Con Aznar, cualquier concejalucho sin oficio ni beneficio se hacía rico de la noche a la mañana si sabía arrimarse al cacique del pueblo; cualquier fulano sin luces llegaba a director general de algo solo con llevar el carné del partido en los dientes. El régimen extendió sus tentáculos pseudofranquistas por doquier; la religión volvió a la escuela pública; la filosofía dejó de interesar y la cultura fue arrinconada por inútil y costosa, siendo sustituida por las tardes de toros y fútbol. España entera cayó en una suerte de paletismo provinciano donde todos babeaban por la comisión, la mordida y el unto. Los hospitales se vendían por trozos a los amigachos de traje y corbata; los fondos buitre proliferaron como setas; y desahuciar a los viejos de sus casas para gentrificar las ciudades y convertirlas en parques turísticos se convirtió en deporte nacional. Era el mercado, amigo, que decía Rato.
Con Aznar pasamos de la estafa del felipismo con sus 800.000 puestos de trabajo prometidos y no cumplidos a un plan mucho más siniestro que consistía en desclasar a las masas proletarias y en liquidar el Estado de bienestar. Se impuso el neoliberalismo, el ultracapitalismo, el capitalismo salvaje, términos todo ellos que no son sino diferentes palabras para designar la vuelta a una España reaccionaria en lo político, elitista en lo social y nacionalcatolicista en lo religioso. La caspa fue bella por un tiempo y hoy el mefistofélico Aznar sigue saliendo en la televisión para vendernos que todo aquel conjuro, todo aquel humo lisérgico, fue bueno para el país cuando en realidad terminó de hundirlo en un miasma de fango, cloacas y degradación corrupta que estos días revienta en los tribunales en forma de gran pirotecnia judicial.

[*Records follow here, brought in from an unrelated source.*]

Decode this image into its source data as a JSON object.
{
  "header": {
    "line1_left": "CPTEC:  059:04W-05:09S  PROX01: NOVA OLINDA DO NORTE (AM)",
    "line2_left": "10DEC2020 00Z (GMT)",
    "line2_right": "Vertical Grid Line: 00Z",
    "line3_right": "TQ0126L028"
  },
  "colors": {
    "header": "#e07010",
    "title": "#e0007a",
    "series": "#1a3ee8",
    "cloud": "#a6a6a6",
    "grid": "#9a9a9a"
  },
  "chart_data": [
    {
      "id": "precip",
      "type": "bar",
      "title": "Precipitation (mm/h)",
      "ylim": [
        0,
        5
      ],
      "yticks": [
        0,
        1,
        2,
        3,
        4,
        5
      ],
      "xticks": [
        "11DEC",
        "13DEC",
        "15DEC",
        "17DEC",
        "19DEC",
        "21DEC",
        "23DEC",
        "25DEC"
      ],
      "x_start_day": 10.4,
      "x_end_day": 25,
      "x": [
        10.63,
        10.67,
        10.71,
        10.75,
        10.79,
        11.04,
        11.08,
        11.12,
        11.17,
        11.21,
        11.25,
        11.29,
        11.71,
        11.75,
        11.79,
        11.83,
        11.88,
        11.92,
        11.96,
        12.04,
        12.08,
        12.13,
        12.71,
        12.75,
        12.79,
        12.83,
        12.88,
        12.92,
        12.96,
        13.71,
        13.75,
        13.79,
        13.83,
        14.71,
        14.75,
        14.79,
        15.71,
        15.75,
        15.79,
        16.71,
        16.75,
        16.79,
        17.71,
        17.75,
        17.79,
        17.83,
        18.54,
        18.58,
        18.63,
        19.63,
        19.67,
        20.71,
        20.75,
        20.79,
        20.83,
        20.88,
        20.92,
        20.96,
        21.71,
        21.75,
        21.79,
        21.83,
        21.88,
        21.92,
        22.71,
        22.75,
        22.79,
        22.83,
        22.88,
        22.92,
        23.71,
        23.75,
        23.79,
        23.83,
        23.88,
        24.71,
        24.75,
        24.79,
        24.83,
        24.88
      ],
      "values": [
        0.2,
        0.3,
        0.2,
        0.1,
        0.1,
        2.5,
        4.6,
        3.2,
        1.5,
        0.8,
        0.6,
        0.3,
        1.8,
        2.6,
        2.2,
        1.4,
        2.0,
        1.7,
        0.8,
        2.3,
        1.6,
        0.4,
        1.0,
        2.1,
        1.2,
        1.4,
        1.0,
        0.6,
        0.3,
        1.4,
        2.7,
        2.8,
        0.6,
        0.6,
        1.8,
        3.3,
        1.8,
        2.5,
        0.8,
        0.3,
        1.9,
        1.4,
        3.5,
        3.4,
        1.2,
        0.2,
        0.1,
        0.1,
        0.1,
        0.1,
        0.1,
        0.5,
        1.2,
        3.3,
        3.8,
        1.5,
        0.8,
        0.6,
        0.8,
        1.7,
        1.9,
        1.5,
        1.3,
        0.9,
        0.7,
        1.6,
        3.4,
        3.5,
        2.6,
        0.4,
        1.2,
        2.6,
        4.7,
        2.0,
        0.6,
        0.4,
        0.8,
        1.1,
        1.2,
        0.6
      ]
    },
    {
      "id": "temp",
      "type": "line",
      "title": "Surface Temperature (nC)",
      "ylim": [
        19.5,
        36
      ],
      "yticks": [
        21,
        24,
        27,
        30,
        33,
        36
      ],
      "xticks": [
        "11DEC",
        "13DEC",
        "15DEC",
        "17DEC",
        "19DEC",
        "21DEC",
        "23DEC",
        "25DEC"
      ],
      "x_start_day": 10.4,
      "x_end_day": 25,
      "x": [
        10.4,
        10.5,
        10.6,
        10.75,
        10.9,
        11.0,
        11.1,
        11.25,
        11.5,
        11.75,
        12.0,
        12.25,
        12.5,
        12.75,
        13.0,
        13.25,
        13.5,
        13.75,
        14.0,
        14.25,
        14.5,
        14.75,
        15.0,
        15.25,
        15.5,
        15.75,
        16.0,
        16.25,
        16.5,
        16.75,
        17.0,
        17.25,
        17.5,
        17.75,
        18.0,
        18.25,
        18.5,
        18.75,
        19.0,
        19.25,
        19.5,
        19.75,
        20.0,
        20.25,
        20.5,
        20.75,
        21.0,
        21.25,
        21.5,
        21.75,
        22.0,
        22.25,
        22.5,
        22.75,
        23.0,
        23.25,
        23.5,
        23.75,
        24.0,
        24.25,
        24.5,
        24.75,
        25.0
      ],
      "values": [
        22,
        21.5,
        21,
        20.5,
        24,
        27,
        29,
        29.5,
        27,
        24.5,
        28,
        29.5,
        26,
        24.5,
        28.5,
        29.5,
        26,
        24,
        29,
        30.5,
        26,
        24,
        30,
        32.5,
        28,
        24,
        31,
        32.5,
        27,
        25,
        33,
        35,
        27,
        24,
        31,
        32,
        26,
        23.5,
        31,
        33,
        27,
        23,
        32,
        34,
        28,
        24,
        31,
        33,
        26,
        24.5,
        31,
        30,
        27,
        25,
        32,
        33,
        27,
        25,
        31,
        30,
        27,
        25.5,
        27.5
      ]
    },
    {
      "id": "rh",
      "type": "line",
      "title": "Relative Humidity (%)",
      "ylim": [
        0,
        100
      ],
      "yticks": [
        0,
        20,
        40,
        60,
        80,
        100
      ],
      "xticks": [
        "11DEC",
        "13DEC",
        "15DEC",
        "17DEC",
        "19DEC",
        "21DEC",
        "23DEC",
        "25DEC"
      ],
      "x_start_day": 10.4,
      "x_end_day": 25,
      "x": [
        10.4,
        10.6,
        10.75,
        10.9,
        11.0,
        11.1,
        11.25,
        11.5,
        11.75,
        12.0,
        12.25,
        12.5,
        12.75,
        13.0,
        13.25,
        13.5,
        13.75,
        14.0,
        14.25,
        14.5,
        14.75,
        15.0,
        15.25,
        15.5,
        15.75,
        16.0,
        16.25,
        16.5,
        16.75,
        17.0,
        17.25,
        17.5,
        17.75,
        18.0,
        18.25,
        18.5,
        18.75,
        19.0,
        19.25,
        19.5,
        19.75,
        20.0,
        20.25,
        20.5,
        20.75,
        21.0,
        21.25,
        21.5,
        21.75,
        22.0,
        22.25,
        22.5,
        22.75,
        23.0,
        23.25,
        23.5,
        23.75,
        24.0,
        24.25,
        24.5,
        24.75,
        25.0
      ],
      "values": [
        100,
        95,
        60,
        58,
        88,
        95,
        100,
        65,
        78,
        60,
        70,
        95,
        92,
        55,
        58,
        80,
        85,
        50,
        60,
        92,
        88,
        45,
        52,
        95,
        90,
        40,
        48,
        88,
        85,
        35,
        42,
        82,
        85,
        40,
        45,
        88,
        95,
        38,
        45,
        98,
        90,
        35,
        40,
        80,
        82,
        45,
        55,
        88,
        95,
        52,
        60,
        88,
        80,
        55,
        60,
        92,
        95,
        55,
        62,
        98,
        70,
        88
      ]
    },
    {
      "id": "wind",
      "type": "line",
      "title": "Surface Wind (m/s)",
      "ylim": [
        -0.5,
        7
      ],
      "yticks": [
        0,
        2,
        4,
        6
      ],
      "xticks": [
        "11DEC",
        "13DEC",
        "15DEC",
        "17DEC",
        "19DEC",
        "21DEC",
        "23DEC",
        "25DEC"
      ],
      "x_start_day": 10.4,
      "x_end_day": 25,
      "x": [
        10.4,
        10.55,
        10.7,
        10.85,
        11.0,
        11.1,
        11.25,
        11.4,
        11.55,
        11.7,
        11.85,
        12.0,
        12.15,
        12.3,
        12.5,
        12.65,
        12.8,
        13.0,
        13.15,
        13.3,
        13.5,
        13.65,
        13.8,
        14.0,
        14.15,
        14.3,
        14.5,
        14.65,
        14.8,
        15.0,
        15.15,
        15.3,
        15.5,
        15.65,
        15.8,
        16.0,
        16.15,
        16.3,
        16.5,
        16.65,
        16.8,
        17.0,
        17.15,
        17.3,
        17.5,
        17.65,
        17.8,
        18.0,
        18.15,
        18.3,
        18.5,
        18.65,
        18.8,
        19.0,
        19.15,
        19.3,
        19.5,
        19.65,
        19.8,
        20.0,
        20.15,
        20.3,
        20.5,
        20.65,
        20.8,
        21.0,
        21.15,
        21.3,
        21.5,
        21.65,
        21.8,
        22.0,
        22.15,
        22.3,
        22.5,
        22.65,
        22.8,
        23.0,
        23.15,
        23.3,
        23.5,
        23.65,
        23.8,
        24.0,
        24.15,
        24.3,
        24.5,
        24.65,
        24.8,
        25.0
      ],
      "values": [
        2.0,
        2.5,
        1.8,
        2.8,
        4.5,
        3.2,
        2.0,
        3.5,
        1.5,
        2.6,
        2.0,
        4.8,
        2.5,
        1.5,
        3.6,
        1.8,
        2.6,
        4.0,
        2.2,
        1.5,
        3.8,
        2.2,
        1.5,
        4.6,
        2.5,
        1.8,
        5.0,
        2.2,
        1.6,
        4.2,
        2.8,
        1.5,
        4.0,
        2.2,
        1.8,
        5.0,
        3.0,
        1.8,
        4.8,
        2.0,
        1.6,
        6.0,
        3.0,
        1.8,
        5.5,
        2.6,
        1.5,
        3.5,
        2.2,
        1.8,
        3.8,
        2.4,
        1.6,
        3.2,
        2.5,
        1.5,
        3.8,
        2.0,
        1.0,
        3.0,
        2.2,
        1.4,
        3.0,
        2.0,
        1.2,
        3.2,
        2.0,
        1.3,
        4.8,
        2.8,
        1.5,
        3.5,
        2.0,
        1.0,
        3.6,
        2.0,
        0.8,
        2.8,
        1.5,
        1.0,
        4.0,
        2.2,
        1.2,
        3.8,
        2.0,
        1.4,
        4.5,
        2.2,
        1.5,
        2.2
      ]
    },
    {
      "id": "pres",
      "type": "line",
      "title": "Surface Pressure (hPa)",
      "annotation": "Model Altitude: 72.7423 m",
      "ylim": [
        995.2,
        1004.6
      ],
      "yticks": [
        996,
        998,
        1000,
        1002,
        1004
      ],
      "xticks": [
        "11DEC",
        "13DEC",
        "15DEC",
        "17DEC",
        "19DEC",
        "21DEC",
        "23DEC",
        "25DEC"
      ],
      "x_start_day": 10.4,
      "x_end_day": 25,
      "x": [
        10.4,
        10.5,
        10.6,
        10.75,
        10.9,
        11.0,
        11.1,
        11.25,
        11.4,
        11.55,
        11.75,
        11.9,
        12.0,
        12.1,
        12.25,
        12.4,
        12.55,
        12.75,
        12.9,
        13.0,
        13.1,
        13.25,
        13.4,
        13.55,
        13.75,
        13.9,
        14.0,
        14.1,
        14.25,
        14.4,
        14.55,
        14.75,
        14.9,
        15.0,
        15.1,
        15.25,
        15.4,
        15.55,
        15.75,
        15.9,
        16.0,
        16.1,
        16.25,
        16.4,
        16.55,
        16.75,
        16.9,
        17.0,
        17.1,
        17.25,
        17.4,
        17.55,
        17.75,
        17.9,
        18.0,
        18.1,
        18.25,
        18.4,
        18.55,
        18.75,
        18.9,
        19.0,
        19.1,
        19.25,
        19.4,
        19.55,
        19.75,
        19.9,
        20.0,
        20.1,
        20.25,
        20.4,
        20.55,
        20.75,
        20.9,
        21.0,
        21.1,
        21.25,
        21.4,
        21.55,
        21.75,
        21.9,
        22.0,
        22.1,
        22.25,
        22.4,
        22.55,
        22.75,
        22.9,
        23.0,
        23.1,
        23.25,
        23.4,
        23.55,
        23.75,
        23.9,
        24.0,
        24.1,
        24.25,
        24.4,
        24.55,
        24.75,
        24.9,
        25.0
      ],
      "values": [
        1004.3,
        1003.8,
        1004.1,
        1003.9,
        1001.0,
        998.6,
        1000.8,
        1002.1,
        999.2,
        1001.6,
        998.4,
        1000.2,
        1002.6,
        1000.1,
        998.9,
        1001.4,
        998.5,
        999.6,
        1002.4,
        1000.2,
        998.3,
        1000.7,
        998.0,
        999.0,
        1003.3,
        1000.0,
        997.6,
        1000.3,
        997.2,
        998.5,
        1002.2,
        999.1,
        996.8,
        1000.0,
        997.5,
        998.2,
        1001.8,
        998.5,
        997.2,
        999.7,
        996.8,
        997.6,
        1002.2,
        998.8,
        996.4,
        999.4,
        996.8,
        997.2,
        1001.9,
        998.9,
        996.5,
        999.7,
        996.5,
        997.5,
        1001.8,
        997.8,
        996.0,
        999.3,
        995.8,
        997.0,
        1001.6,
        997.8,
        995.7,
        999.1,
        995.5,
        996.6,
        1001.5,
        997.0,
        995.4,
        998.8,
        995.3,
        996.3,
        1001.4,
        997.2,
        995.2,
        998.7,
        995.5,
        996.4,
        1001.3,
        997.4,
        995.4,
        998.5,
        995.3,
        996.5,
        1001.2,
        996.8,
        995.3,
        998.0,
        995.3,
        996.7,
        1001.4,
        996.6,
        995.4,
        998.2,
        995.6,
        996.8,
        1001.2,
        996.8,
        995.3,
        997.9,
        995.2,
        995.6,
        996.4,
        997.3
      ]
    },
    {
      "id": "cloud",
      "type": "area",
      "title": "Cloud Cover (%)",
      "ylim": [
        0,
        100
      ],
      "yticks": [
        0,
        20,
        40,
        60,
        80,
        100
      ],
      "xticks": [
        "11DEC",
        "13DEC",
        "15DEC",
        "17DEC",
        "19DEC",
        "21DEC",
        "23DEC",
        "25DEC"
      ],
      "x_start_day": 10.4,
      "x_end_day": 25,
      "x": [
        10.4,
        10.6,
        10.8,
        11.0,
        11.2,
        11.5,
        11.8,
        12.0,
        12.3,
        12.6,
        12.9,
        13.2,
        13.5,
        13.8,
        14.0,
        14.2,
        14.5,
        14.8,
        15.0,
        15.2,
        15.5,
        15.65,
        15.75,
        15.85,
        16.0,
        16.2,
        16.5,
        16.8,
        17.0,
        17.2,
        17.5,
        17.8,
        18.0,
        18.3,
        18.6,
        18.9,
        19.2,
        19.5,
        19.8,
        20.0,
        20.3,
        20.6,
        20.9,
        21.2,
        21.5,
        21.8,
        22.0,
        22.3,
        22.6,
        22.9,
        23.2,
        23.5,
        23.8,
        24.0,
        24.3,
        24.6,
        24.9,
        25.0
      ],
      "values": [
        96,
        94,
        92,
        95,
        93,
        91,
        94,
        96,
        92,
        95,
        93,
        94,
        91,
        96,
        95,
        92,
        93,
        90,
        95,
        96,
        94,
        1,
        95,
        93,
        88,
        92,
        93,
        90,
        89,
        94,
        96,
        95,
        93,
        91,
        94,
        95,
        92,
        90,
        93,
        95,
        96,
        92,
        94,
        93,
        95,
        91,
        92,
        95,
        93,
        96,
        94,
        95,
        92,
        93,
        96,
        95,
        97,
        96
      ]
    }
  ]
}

“La frase España va bien salió de mi cabeza”, se jacta el gran arquitecto de todo aquel diabólico programa político que insiste en las mismas mentiras de siempre sobre el 11M y la guerra de Irak. Hoy, 25 años del Día de la Victoria, no solo no se ha desarmado al Ejército rojo, que para eso llegó el Mesías de la derechona, sino que no queda casi nada de todo aquel legado. En Génova han colgado el cartel de 'Se Traspasa', un hombre errático como Pablo Casado dirige los destinos del partido y la ultraderecha amenaza con el sorpasso. El PP está peor que nunca, pero una cosa es cierta: si hoy seguimos hundidos en el atraso secular, la corrupción y el atavismo, es gracias a la idea de España que alumbró ese hombre bajito y de bigote rasurado cuya mayor contribución a la historia del país fue haber puesto de moda el aburrido deporte del pádel.